The tents seem to be everywhere now — Wall Street, London, Hong Kong, Madrid — but very little really comes close to what happened in Israel this summer: thousands camping out, hundreds of thousands marching, a society transformed. “It’s all part of the same thing. It’s people saying, ‘We want to be in charge,'” says Stav Shaffir, 26, one of the first Israeli campers. Says Yonatan Levi, also 26, and also an early organizer, on the comparison with the scale of things in New York City: “Sadly I think we were much more successful in transmitting our message and our ability to show up in great numbers. I mean, a half million to a million people!”

The tent protests in Tel Aviv began in muggy mid-July with a handful of young people pitching tents to protest the skyrocketing price of housing in Israel. (Tents, get it?) The first night the reporters outnumbered the protesters, but a chord had been struck.
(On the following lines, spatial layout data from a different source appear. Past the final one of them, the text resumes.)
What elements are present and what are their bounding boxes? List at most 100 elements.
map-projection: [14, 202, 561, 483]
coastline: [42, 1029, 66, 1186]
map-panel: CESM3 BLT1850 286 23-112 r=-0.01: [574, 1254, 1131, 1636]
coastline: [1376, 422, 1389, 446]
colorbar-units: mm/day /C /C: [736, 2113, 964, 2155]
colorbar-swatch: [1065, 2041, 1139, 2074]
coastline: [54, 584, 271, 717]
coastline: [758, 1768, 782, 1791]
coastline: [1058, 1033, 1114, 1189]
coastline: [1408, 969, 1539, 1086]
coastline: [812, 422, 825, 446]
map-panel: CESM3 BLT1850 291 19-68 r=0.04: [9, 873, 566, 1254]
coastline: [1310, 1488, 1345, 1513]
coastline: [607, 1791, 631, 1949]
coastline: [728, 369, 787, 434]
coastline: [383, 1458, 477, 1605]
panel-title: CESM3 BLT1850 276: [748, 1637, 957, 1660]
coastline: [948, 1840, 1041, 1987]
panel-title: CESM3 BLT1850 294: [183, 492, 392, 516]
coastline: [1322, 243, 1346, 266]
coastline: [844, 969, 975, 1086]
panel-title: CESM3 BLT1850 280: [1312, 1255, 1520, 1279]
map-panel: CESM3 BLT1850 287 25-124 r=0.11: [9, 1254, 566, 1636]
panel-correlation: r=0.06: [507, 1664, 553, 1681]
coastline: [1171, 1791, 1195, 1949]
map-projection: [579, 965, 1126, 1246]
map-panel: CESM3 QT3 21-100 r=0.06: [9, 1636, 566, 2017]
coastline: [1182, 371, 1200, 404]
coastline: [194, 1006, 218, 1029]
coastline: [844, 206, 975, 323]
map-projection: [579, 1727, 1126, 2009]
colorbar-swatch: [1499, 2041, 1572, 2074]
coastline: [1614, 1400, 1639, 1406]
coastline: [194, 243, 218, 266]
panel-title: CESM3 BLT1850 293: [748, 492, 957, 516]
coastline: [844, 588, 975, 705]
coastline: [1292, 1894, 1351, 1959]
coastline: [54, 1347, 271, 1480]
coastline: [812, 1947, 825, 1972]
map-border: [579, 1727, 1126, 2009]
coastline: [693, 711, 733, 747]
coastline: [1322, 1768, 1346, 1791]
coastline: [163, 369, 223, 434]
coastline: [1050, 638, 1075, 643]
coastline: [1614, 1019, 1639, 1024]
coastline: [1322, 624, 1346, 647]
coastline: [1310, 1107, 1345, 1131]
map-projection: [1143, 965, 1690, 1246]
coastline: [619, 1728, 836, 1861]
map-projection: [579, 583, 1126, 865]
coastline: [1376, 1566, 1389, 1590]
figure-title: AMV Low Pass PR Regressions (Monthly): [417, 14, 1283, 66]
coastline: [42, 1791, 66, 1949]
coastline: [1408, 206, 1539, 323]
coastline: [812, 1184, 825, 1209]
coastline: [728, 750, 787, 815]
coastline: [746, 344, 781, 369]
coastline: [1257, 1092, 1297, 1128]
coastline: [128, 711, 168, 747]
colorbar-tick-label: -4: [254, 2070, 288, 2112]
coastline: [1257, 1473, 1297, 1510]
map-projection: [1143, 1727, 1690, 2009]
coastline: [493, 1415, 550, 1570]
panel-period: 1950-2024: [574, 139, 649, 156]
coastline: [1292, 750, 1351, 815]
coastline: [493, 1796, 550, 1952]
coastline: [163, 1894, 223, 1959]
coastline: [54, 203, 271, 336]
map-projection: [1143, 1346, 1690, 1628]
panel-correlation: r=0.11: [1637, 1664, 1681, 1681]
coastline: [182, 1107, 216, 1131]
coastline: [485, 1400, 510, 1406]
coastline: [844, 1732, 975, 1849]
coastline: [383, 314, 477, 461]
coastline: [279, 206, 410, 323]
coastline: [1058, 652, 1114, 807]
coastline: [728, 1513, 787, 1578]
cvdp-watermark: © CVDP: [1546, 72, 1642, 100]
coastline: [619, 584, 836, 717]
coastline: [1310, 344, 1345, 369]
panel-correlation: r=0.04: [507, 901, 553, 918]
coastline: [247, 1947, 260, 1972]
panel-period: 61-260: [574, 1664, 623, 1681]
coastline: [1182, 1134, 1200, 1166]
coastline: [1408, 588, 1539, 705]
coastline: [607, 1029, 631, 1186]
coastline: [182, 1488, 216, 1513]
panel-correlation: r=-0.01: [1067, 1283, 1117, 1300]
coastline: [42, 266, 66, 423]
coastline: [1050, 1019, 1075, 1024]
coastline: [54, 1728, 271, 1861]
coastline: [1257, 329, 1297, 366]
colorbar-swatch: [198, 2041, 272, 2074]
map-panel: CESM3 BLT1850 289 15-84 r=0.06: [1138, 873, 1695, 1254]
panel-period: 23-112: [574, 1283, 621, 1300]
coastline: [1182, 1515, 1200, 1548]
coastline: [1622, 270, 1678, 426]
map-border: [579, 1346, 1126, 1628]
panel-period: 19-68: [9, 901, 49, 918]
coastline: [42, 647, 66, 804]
The focus quickly widened to take in a wide gamut of shared complaints about an economy that looked great at the macro level, but had created a growing gap between rich and poor. Inspired in part by the Arab Spring — “People thought, Wow, if they can do it, why can’t we do it?” says Shaffir — and in part by Madrid’s Indignants movement, the Israeli protests combined and managed the contagious spread seen in Israel’s neighbors as well as the difficult economic and social issues similar to those that emerged in Spain. Ground zero, fittingly enough, in the Tel Aviv protests was Rothschild Boulevard, a shady walkway named for a fabulously wealthy family who helped found Israel as a state originally grounded in social welfare. Within two weeks, 40 camps had sprung up around the country. Two weeks later, the camps numbered 100 and marchers 350,000, a whopping turnout in a country of just 7 million.